The farm has changed hands a bunch of times in the 32 years since my family moved out. My father died when I was eight. It was November and winters at the farm were hard. Wood heat, no indoor plumbing. Dad had everything very snug, but it was too much for my mother to handle. After the funeral, we went back once and I’ve been out once or twice since then but years ago the new owners put up a gate and I hadn’t been back there in probably 20 years.
This time the gate was open. We met the current owner and told him who I was. Told him a few stories from when I lived out there. He gave us leave to wander around, even go inside the buildings.
That’s the house we lived in. When we lived there, it was covered with dark grey shingles. I didn’t realize it was a log cabin until Jeff and I visited. We couldn’t go inside. There was an old root cellar under the front door that had caved in.
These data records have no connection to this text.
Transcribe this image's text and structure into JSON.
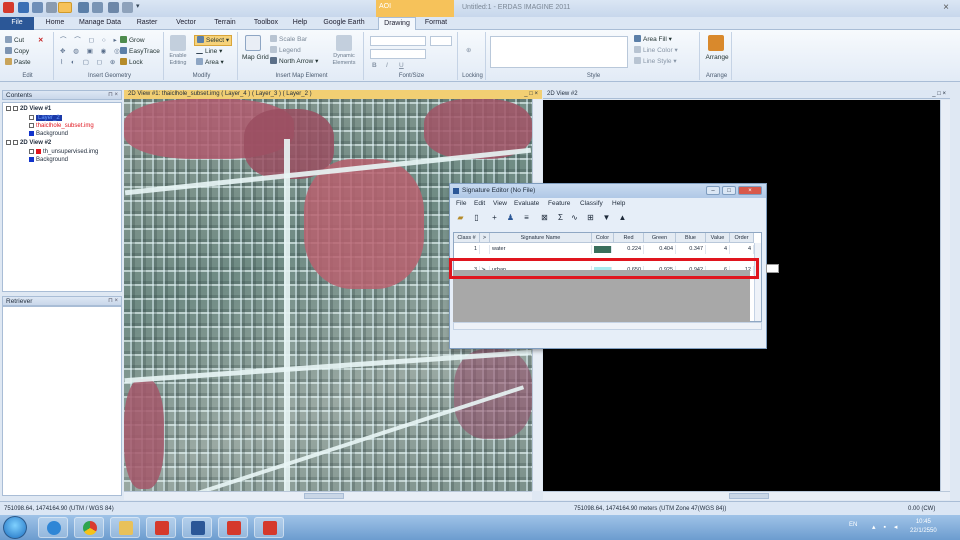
{
  "title_bar": {
    "contextual_tab_group": "AOI",
    "window_title": "Untitled:1 - ERDAS IMAGINE 2011",
    "close_glyph": "×"
  },
  "menu_tabs": [
    "File",
    "Home",
    "Manage Data",
    "Raster",
    "Vector",
    "Terrain",
    "Toolbox",
    "Help",
    "Google Earth",
    "Drawing",
    "Format"
  ],
  "ribbon": {
    "edit": {
      "cut": "Cut",
      "copy": "Copy",
      "paste": "Paste",
      "label": "Edit"
    },
    "insert_geometry": {
      "grow": "Grow",
      "easytrace": "EasyTrace",
      "lock": "Lock",
      "label": "Insert Geometry"
    },
    "modify": {
      "enable_editing": "Enable Editing",
      "select": "Select",
      "line": "Line",
      "area": "Area",
      "label": "Modify"
    },
    "map_element": {
      "map_grid": "Map Grid",
      "scale_bar": "Scale Bar",
      "legend": "Legend",
      "north_arrow": "North Arrow",
      "dynamic_elements": "Dynamic Elements",
      "label": "Insert Map Element"
    },
    "font_size": {
      "bold": "B",
      "italic": "I",
      "underline": "U",
      "label": "Font/Size"
    },
    "locking": {
      "label": "Locking"
    },
    "style": {
      "area_fill": "Area Fill",
      "line_color": "Line Color",
      "line_style": "Line Style",
      "label": "Style"
    },
    "arrange": {
      "arrange": "Arrange",
      "label": "Arrange"
    }
  },
  "contents_panel": {
    "title": "Contents",
    "pin": "⊓ ×",
    "tree": [
      {
        "label": "2D View #1",
        "level": 0
      },
      {
        "label": "Layer_2",
        "level": 2,
        "selected": true
      },
      {
        "label": "thaiclhole_subset.img",
        "level": 2,
        "color": "#e0151e"
      },
      {
        "label": "Background",
        "level": 2
      },
      {
        "label": "2D View #2",
        "level": 0
      },
      {
        "label": "th_unsupervised.img",
        "level": 2
      },
      {
        "label": "Background",
        "level": 2
      }
    ]
  },
  "retriever_panel": {
    "title": "Retriever",
    "pin": "⊓ ×"
  },
  "view1": {
    "title": "2D View #1: thaiclhole_subset.img ( Layer_4 ) ( Layer_3 ) ( Layer_2 )",
    "controls": "_ □ ×"
  },
  "view2": {
    "title": "2D View #2",
    "controls": "_ □ ×"
  },
  "signature_editor": {
    "title": "Signature Editor (No File)",
    "menu": [
      "File",
      "Edit",
      "View",
      "Evaluate",
      "Feature",
      "Classify",
      "Help"
    ],
    "columns": [
      "Class #",
      ">",
      "Signature Name",
      "Color",
      "Red",
      "Green",
      "Blue",
      "Value",
      "Order"
    ],
    "rows": [
      {
        "class": "1",
        "marker": "",
        "name": "water",
        "color": "#3a6f5c",
        "red": "0.224",
        "green": "0.404",
        "blue": "0.347",
        "value": "4",
        "order": "4"
      },
      {
        "class": "3",
        "marker": "≻",
        "name": "urban",
        "color": "#a9ecef",
        "red": "0.650",
        "green": "0.925",
        "blue": "0.942",
        "value": "6",
        "order": "12"
      }
    ]
  },
  "status_bar": {
    "left": "751098.64, 1474164.90 (UTM / WGS 84)",
    "middle": "751098.64, 1474164.90 meters (UTM Zone 47(WGS 84))",
    "right": "0.00 (CW)"
  },
  "taskbar": {
    "lang": "EN",
    "time": "10:45",
    "date": "22/1/2550"
  }
}
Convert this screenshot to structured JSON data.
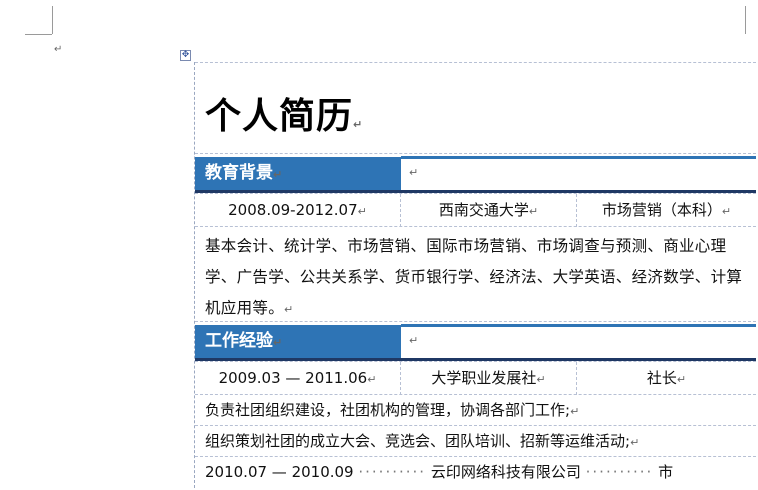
{
  "document": {
    "paragraph_mark": "↵",
    "title": "个人简历",
    "sections": {
      "education": {
        "label": "教育背景",
        "period": "2008.09-2012.07",
        "school": "西南交通大学",
        "major": "市场营销（本科）",
        "courses": "基本会计、统计学、市场营销、国际市场营销、市场调查与预测、商业心理学、广告学、公共关系学、货币银行学、经济法、大学英语、经济数学、计算机应用等。"
      },
      "work": {
        "label": "工作经验",
        "period": "2009.03 — 2011.06",
        "organization": "大学职业发展社",
        "position": "社长",
        "duty_1": "负责社团组织建设，社团机构的管理，协调各部门工作;",
        "duty_2": "组织策划社团的成立大会、竞选会、团队培训、招新等运维活动;",
        "job2_period": "2010.07 — 2010.09",
        "job2_company": "云印网络科技有限公司",
        "job2_role_partial": "市"
      }
    }
  },
  "icons": {
    "table_move_handle": "move-handle-icon"
  },
  "colors": {
    "section_fill": "#2e74b5",
    "section_rule": "#1f3864"
  }
}
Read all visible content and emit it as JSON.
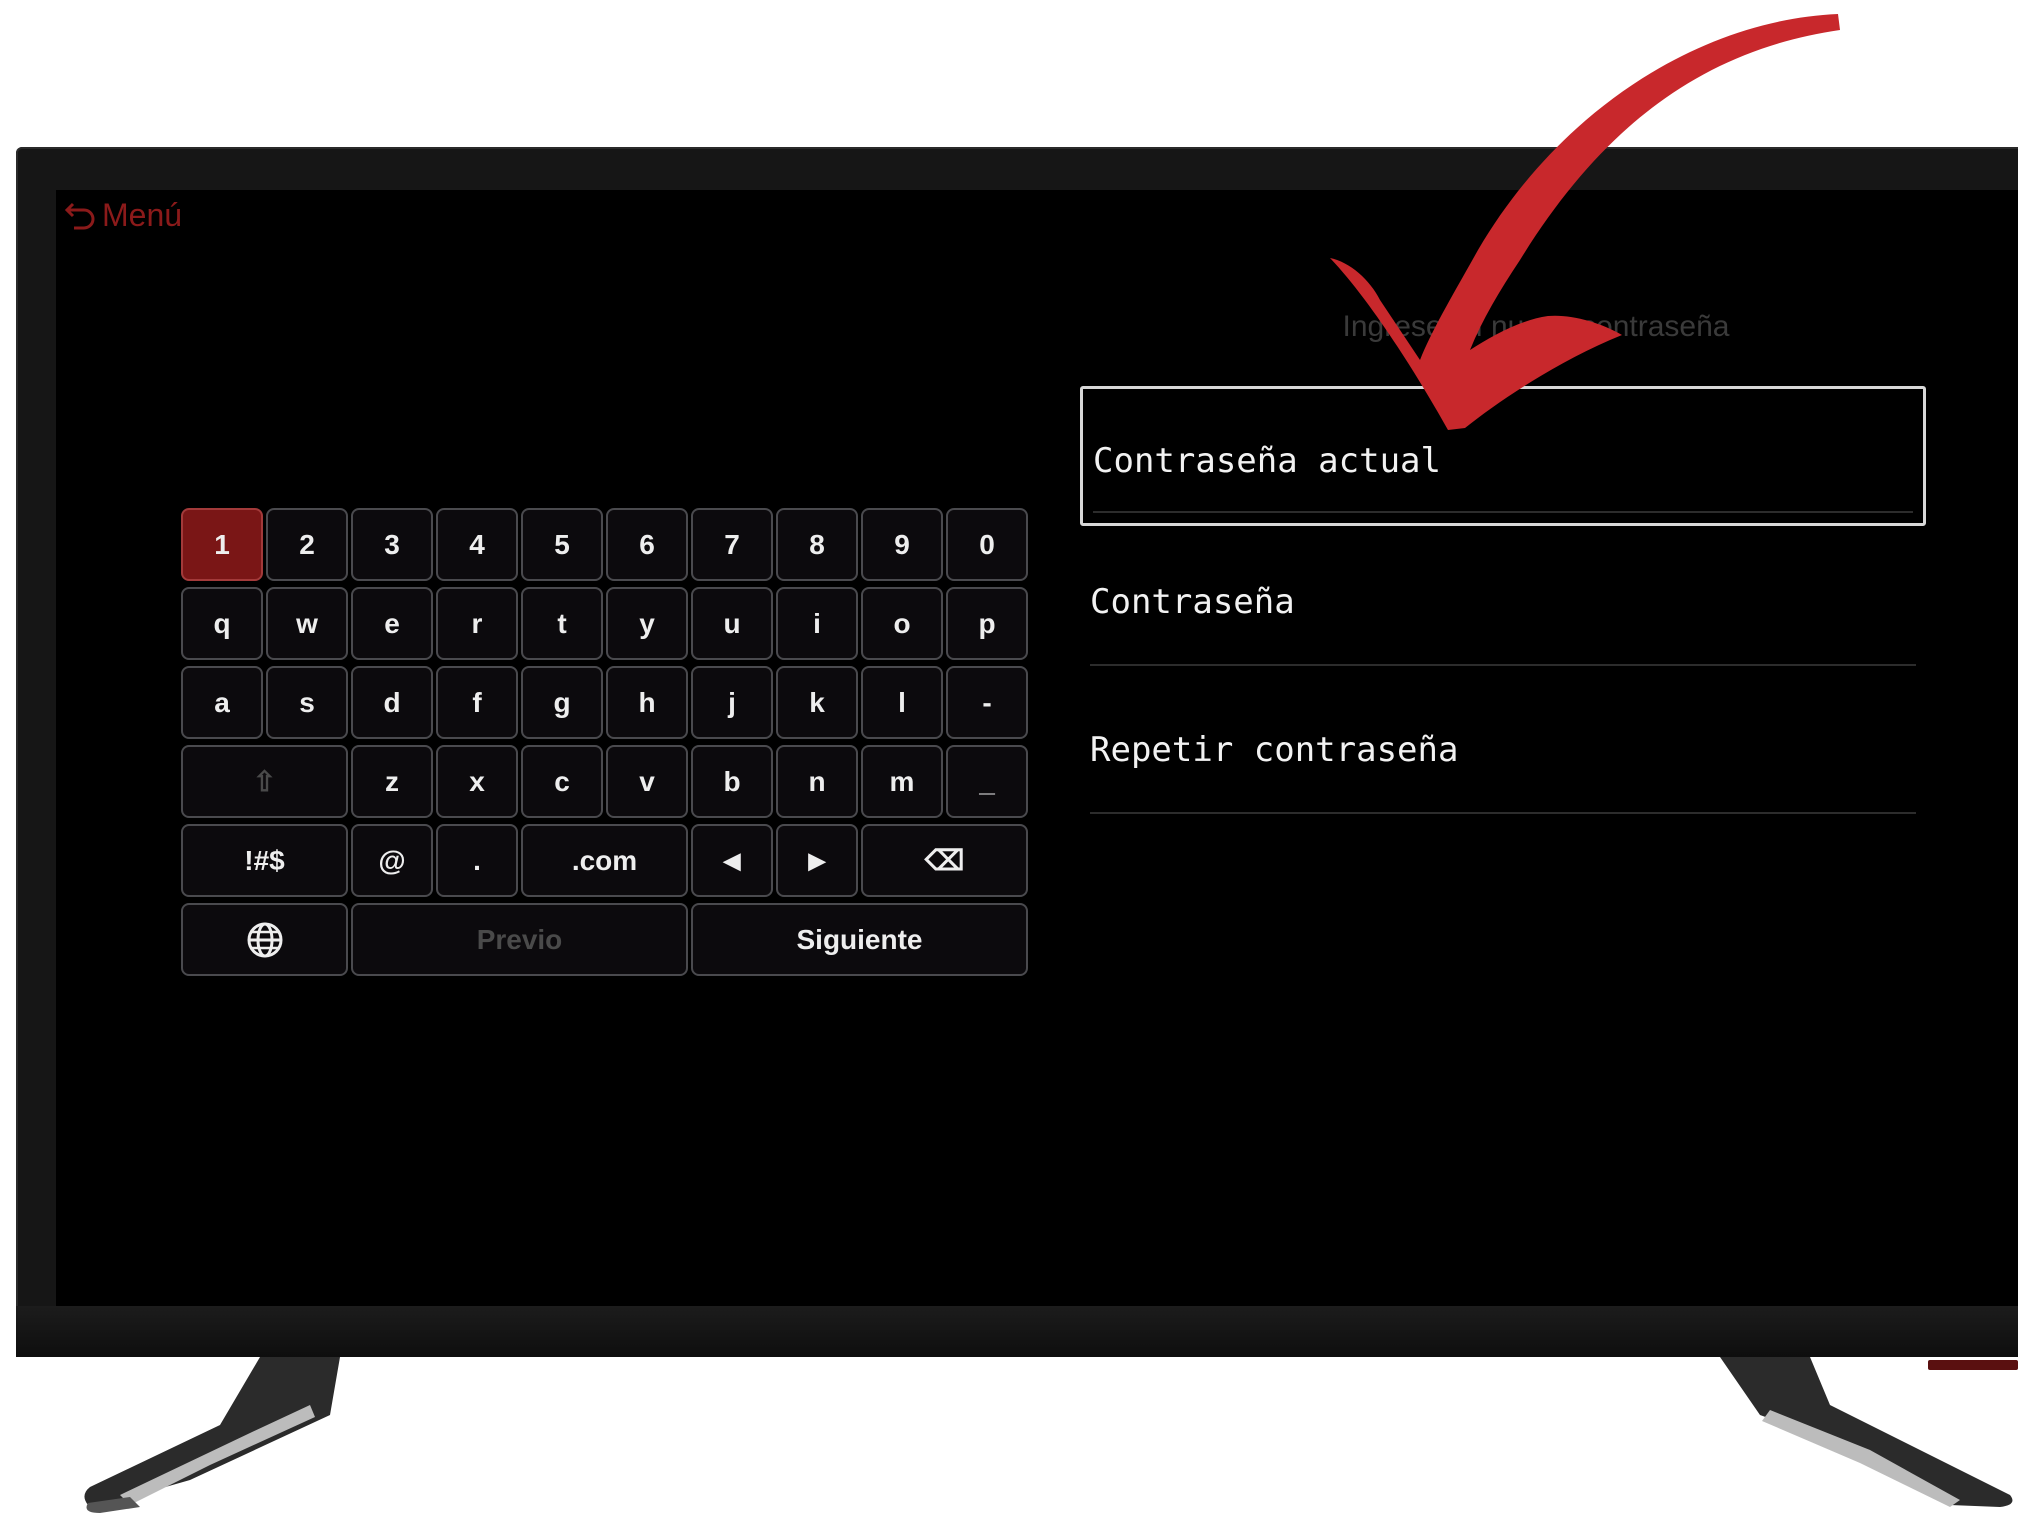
{
  "screen": {
    "back_label": "Menú",
    "prompt": "Ingrese su nueva contraseña",
    "fields": [
      {
        "label": "Contraseña actual"
      },
      {
        "label": "Contraseña"
      },
      {
        "label": "Repetir contraseña"
      }
    ]
  },
  "keyboard": {
    "row1": [
      "1",
      "2",
      "3",
      "4",
      "5",
      "6",
      "7",
      "8",
      "9",
      "0"
    ],
    "row2": [
      "q",
      "w",
      "e",
      "r",
      "t",
      "y",
      "u",
      "i",
      "o",
      "p"
    ],
    "row3": [
      "a",
      "s",
      "d",
      "f",
      "g",
      "h",
      "j",
      "k",
      "l",
      "-"
    ],
    "row4": [
      "⇧",
      "z",
      "x",
      "c",
      "v",
      "b",
      "n",
      "m",
      "_"
    ],
    "row5": [
      "!#$",
      "@",
      ".",
      ".com",
      "◀",
      "▶",
      "⌫"
    ],
    "row6": [
      "globe-icon",
      "Previo",
      "Siguiente"
    ],
    "active_key": "1"
  },
  "colors": {
    "accent": "#7a1616",
    "arrow": "#c8282c",
    "screen": "#000000"
  }
}
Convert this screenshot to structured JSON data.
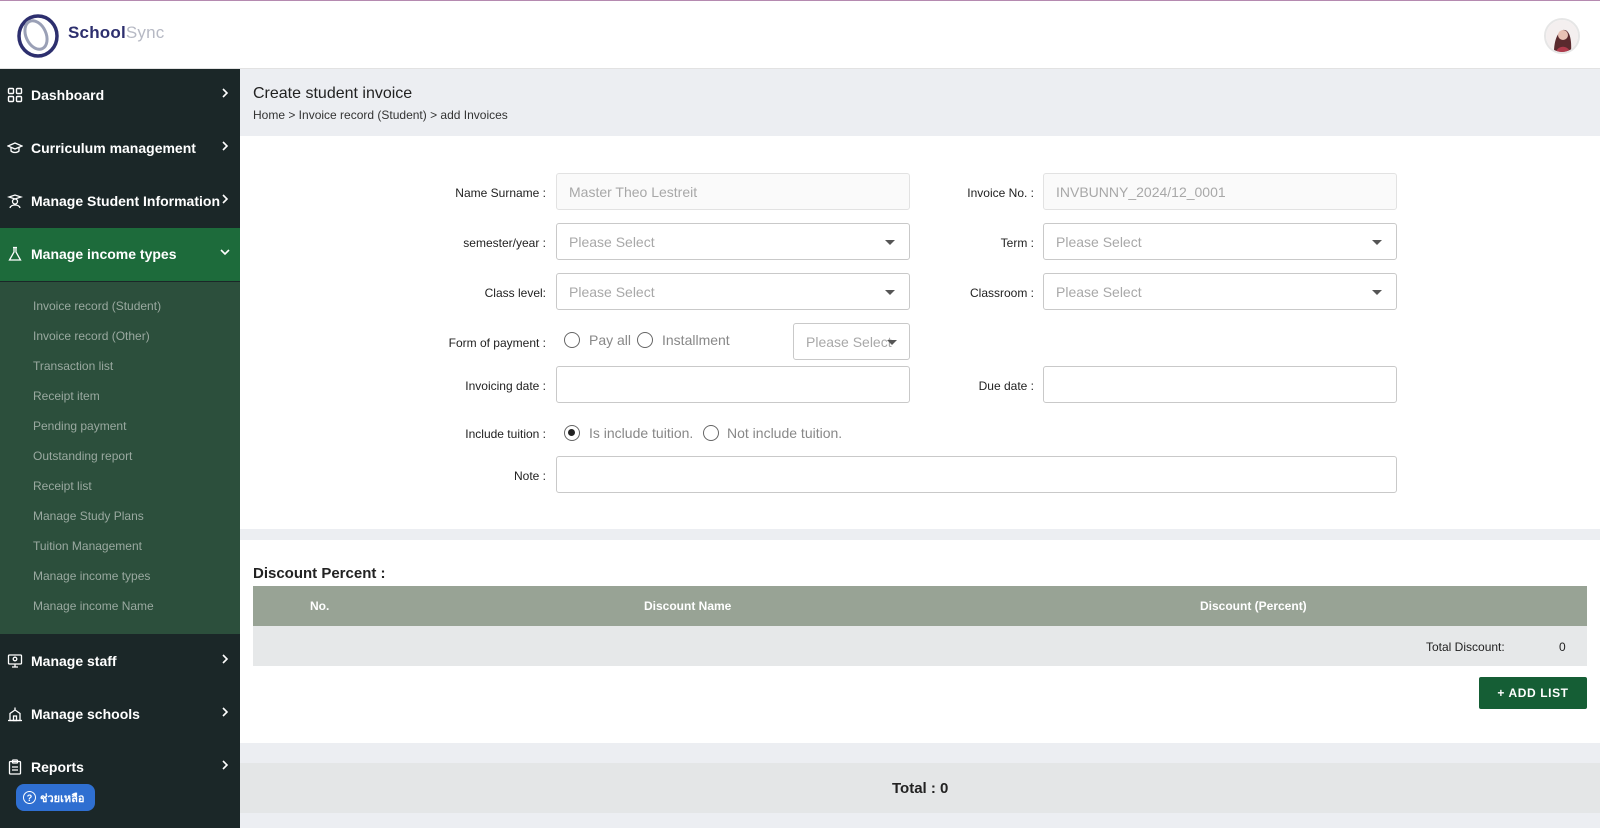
{
  "app": {
    "brand_part1": "School",
    "brand_part2": "Sync"
  },
  "sidebar": {
    "items": [
      {
        "label": "Dashboard",
        "icon": "grid-icon"
      },
      {
        "label": "Curriculum management",
        "icon": "graduation-cap-icon"
      },
      {
        "label": "Manage Student Information",
        "icon": "student-icon"
      },
      {
        "label": "Manage income types",
        "icon": "flask-icon",
        "active": true
      },
      {
        "label": "Manage staff",
        "icon": "staff-board-icon"
      },
      {
        "label": "Manage schools",
        "icon": "school-icon"
      },
      {
        "label": "Reports",
        "icon": "clipboard-icon"
      }
    ],
    "submenu": [
      "Invoice record (Student)",
      "Invoice record (Other)",
      "Transaction list",
      "Receipt item",
      "Pending payment",
      "Outstanding report",
      "Receipt list",
      "Manage Study Plans",
      "Tuition Management",
      "Manage income types",
      "Manage income Name"
    ],
    "help_label": "ช่วยเหลือ"
  },
  "page": {
    "title": "Create student invoice",
    "breadcrumb": "Home > Invoice record (Student) > add Invoices"
  },
  "form": {
    "name_label": "Name Surname :",
    "name_value": "Master Theo Lestreit",
    "invoice_no_label": "Invoice No. :",
    "invoice_no_value": "INVBUNNY_2024/12_0001",
    "semester_label": "semester/year :",
    "term_label": "Term :",
    "class_level_label": "Class level:",
    "classroom_label": "Classroom :",
    "select_placeholder": "Please Select",
    "payment_label": "Form of payment :",
    "pay_all_label": "Pay all",
    "installment_label": "Installment",
    "payment_select_placeholder": "Please Select",
    "invoicing_date_label": "Invoicing date :",
    "due_date_label": "Due date :",
    "include_tuition_label": "Include tuition :",
    "is_include_label": "Is include tuition.",
    "not_include_label": "Not include tuition.",
    "note_label": "Note :"
  },
  "discount": {
    "title": "Discount Percent :",
    "columns": [
      "No.",
      "Discount Name",
      "Discount (Percent)"
    ],
    "total_label": "Total Discount:",
    "total_value": "0",
    "add_button": "+ ADD LIST"
  },
  "total": {
    "text": "Total : 0"
  },
  "colors": {
    "sidebar_bg": "#1b2728",
    "sidebar_active": "#1d6b3b",
    "submenu_bg": "#2c4f3c",
    "table_header": "#98a395",
    "add_button": "#155e35",
    "help_button": "#2f6fd1"
  }
}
Our house was on the bottom of the hill. On top of the hill was the family farmhouse. When I lived there it was closed up for most of the year except for a couple of weeks in the middle of the summer when the last of the family would come visit. Two old ladies, sisters, who lived in an assisted living facility close by. Their farmhouse was charming. It was stuck in time. There was a lovely wood stove and a gramophone that I’d crank up for them. We’d drink tea out of old fancy teacups.
The old stove is lovelier than I remember. It’s covered with rubble now and the owner said he’d probably tear down the house. There were a few empty beer cans and garbage scattered around. The rooms felt so small – I’m somewhat larger now than when I was last in the house.
When we got back to my mom’s Jeff pulled out a magazine he’d found in the big house on the hill. A copy of Life from May 19, 1941. It must have been left from when the old ladies lived there – Jeff said there were a few. I’m not sure what made him pick the one he did, but as we flipped through it that evening, laughing at the ads and the prices ($900 for a new car!), Jeff found an article from the dedication of the Woodrow Wilson presidential library. Roosevelt went to the dedication and the article was full of photos. Some of them were of things Jeff recognized.
Here’s the odd thing… the Woodrow Wilson library is in Staunton, Virginia. This week Jeff and I are packing up my things and I’m leaving Nashville for my new farmhouse. In Staunton, Virginia. Jeff’s lived there for years.
I suppose it’s just a coincidence, but what an odd one. A good one. That magazine was probably sitting there when I was a little girl, drinking tea with old ladies.
We wandered around and explored. It was good to see everything again, even though it’s changed so much. Before we left Jeff pulled a rock from a wall near the house. We plan on putting it in our new garden.